MAKASSAR, CAHAYASULSEL.COM — Wali Kota Makassar, Munafri Arifuddin, bersama Wakil Wali Kota, Aliyah Mustika Ilham, turut mendampingi Menteri Agama RI, Prof. Dr. KH. Nasaruddin Umar, dalam peresmian Rumah Sakit Universitas Islam Negeri (UIN) Alauddin Makassar, Kamis (24/7/2025).
Berlokasi di Kampus Lama UIN Alauddin, Jl. Sultan Alauddin, kehadiran rumah sakit ini menjadi babak baru dalam kolaborasi sektor pendidikan, kesehatan, dan nilai-nilai spiritual. Lebih dari sekadar fasilitas medis, RS UIN Alauddin diharapkan menjadi rumah sakit pendidikan yang mengedepankan pendekatan integratif—menggabungkan teknologi kedokteran modern dengan kearifan lokal dan prinsip spiritualitas Islam.
Wakil Wali Kota Makassar, Aliyah Mustika Ilham, menyambut baik peresmian ini sebagai langkah penting dalam memperkuat sistem layanan kesehatan di Kota Makassar yang humanis dan berkeadilan.
“Rumah sakit ini bukan hanya melayani, tetapi juga mendidik dan menginspirasi. Ini momentum penting untuk membangun sistem kesehatan yang lebih inklusif dan berkelanjutan,” ujar Aliyah.
Ia menegaskan komitmen Pemerintah Kota Makassar dalam membangun sinergi lintas sektor demi meningkatkan kualitas hidup masyarakat.

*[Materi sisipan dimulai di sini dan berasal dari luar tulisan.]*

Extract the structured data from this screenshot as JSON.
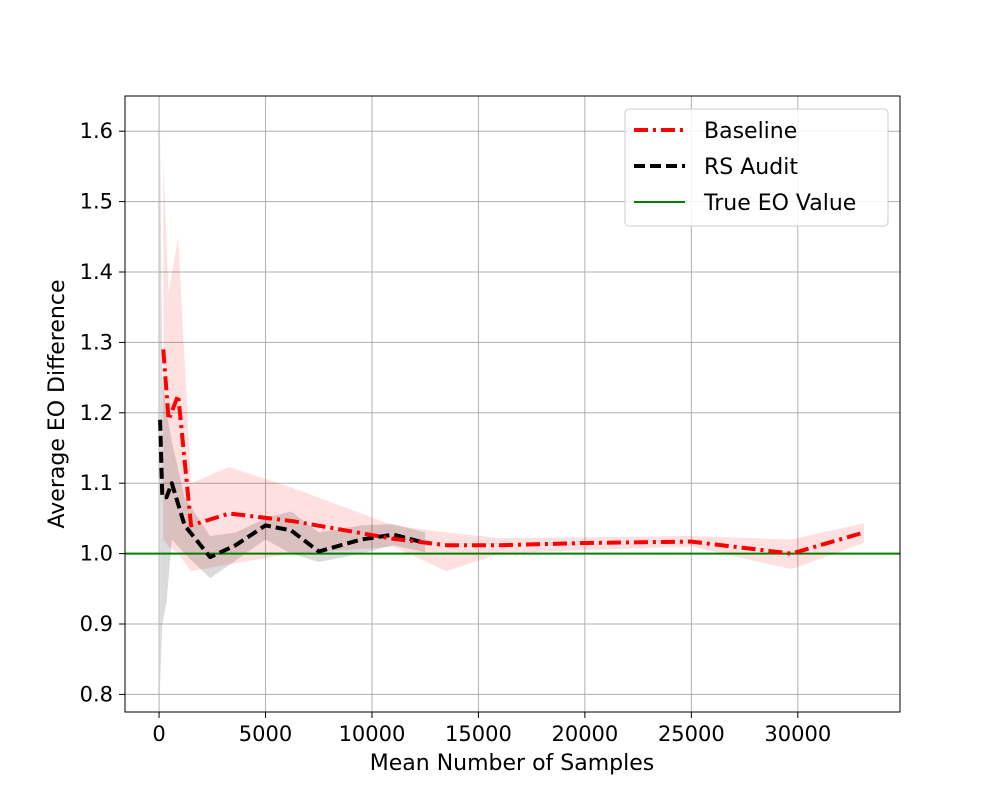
{
  "chart_data": {
    "type": "line",
    "xlabel": "Mean Number of Samples",
    "ylabel": "Average EO Difference",
    "xlim": [
      -1600,
      34800
    ],
    "ylim": [
      0.775,
      1.65
    ],
    "xticks": [
      0,
      5000,
      10000,
      15000,
      20000,
      25000,
      30000
    ],
    "yticks": [
      0.8,
      0.9,
      1.0,
      1.1,
      1.2,
      1.3,
      1.4,
      1.5,
      1.6
    ],
    "ytick_labels": [
      "0.8",
      "0.9",
      "1.0",
      "1.1",
      "1.2",
      "1.3",
      "1.4",
      "1.5",
      "1.6"
    ],
    "grid": true,
    "legend_position": "top-right",
    "series": [
      {
        "name": "Baseline",
        "color": "#ff0000",
        "style": "dashdot",
        "x": [
          200,
          450,
          900,
          1500,
          3300,
          6300,
          11000,
          13500,
          16000,
          20000,
          25000,
          29700,
          33100
        ],
        "y": [
          1.29,
          1.19,
          1.225,
          1.04,
          1.057,
          1.046,
          1.021,
          1.012,
          1.012,
          1.015,
          1.017,
          1.0,
          1.03
        ],
        "band_low": [
          1.02,
          1.01,
          1.0,
          0.975,
          0.985,
          1.0,
          1.01,
          0.975,
          1.0,
          1.005,
          1.01,
          0.978,
          1.015
        ],
        "band_high": [
          1.56,
          1.37,
          1.45,
          1.1,
          1.123,
          1.093,
          1.04,
          1.03,
          1.022,
          1.023,
          1.025,
          1.02,
          1.043
        ]
      },
      {
        "name": "RS Audit",
        "color": "#000000",
        "style": "dashed",
        "x": [
          50,
          150,
          350,
          600,
          1200,
          2400,
          3600,
          5000,
          6200,
          7500,
          9500,
          11000,
          12500
        ],
        "y": [
          1.19,
          1.08,
          1.08,
          1.1,
          1.04,
          0.995,
          1.012,
          1.04,
          1.033,
          1.003,
          1.02,
          1.027,
          1.015
        ],
        "band_low": [
          0.81,
          0.9,
          0.93,
          1.02,
          1.0,
          0.965,
          0.99,
          1.02,
          1.0,
          0.988,
          1.0,
          1.012,
          1.002
        ],
        "band_high": [
          1.6,
          1.25,
          1.2,
          1.16,
          1.08,
          1.025,
          1.03,
          1.05,
          1.06,
          1.03,
          1.04,
          1.042,
          1.03
        ]
      },
      {
        "name": "True EO Value",
        "color": "#008000",
        "style": "solid",
        "y": 1.0
      }
    ]
  }
}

Dalam sambutannya, Menteri Agama RI, Prof. Dr. KH. Nasaruddin Umar, menekankan bahwa RS UIN Alauddin memiliki posisi strategis, tidak hanya dari sisi lokasi, tetapi juga dari pendekatan konseptual yang ditawarkannya.
“Kita ingin rumah sakit ini menjadi unggul karena mampu memadukan metode medis ilmiah dengan nilai-nilai tradisional dan spiritual. Dulu, masyarakat Nusantara hidup harmonis dengan alam tanpa rumah sakit modern, tapi tetap sehat,” jelasnya.
Menurut Nasaruddin, keharmonisan antara sains, spiritualitas, dan alam adalah fondasi penting bagi masa depan pelayanan kesehatan di Indonesia.
“Sekarang, kita coba hadirkan kembali nilai-nilai itu—mengobati dengan ilmu, merawat dengan hati, dan melayani dengan jiwa,” tambah Imam Besar Masjid Istiqlal itu.
Ia pun mengajak seluruh sivitas akademika dan pengelola rumah sakit untuk mengelola fasilitas ini secara komprehensif, dengan mengedepankan nilai kemanusiaan, keberlanjutan, dan kearifan lokal dalam setiap pelayanan.
Sebagai rumah sakit pendidikan di bawah naungan perguruan tinggi keagamaan, RS UIN Alauddin diharapkan mampu menjadi model rumah sakit masa depan: tempat berpadunya sains, budaya, dan spiritualitas dalam menjawab tantangan kesehatan masyarakat modern.